Lyu explained that professors will lecture, and although you can ask questions, it typically doesn’t happen. In the third year, students take classes that do allow them to talk a little bit, but note taking is still the major point of class. During her studies here, however, “We are asked to engage a lot. To ask questions, discuss with each other, or debate with professors-that’s very different.” Professors, and other students, are more open to questions here as well, and she feels that there is not such a stigma of asking a “dumb question.”

Zhang partially credited the factor of age for this phenomenon. While American law students hold some other type of degree, those in China do not necessarily have that. Law is open to younger students, meaning that they need to be told more of what the law is, and how it works, before they can reasonably be expected to make judgements about it.

This degree has also served as a reminder that looks can be deceiving. Although she researched what law school in America entailed, Zhang came to find out that actually doing it is different than imagining it. As taking class everyday in China was no problem, she didn’t understand why everyone said 17 credit hours would be too much. After delving into her classes, however, she realized that they were right. “When I’m really going through it, it’s like, Oh, okay, I really have a lot of homework. I actually need to read a lot before I come to school, I’m expected to talk in class, and I have to write a lot. I knew I would probably go through this, but actually doing it is a little bit different.”

Lyu felt similarly, originally deceived by social media posts. “I feel like it’s more challenging than I thought. A lot of my classmates came to the U.S. to study law, and they always post pictures of a lot of interesting things, like parties, and they travel a lot...I feel like I don’t have time for that. Basically, I study in the library, I prepare for class, I go home to sleep, and that’s my life.”

Although there are not as many international students, specifically those from China, at U.C. as opposed to many other law schools, Lyu views this as a benefit. “It forces you to talk with Americans or people from different countries, which also helps you improve your english skills. It’s kind of common if you have a lot of Chinese here that you just talk with them. You discuss with them about the class, or anything, so I think it’s beneficial for me not to have that.”

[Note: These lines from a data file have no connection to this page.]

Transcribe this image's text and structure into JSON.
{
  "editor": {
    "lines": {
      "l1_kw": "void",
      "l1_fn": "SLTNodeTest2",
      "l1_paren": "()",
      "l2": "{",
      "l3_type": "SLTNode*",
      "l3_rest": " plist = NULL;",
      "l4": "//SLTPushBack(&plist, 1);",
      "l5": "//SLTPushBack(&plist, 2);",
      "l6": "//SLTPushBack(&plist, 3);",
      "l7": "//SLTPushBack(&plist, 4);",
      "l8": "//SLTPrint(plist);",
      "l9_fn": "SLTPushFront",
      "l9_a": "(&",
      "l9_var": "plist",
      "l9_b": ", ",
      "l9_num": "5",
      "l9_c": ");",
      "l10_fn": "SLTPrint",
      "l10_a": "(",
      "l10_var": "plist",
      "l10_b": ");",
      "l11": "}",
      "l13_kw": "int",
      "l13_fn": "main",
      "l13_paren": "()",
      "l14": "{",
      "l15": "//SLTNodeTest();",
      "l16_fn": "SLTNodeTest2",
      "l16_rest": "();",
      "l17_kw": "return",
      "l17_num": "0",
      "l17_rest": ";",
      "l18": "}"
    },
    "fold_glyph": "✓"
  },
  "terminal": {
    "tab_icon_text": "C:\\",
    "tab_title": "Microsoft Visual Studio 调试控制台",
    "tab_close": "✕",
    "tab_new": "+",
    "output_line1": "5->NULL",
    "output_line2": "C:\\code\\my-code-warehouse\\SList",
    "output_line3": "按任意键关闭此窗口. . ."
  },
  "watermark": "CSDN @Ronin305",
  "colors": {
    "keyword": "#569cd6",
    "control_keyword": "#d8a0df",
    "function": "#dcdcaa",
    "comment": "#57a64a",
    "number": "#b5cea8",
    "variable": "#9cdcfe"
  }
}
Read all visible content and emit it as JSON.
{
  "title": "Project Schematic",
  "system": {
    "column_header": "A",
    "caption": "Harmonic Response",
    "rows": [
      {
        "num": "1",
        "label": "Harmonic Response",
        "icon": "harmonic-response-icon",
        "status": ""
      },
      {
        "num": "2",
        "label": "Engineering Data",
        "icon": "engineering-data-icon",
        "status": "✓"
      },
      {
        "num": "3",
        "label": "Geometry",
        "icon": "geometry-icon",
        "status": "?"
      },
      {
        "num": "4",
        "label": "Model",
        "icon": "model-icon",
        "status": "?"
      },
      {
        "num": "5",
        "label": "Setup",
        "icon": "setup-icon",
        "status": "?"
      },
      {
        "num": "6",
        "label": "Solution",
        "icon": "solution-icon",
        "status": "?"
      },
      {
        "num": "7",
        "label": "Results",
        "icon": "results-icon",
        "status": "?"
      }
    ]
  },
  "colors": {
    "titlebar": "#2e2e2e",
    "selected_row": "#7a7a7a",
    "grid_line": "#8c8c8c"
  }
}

After LLM graduation, Zhang hopes to continue practicing corporate law, similar to what she was doing before, but to stay in the U.S.

Lyu isn’t sure where she will end up. If she remains stateside, she wishes to become a lawyer. However, upon return to China, her goal is to become a judge. Although that’s often one’s final job in America, it is not the same in her home country. After graduation, many of her classmates became clerks, in pursuit of eventually becoming a judge, saying, “In our country, we want to work for the government.”

Wherever they end up, both women are extremely happy to be a part of the program, and grateful for the opportunity to learn from skilled professors who care. As Zhang put it, “It is a privilege to be back to school at this time of my life.”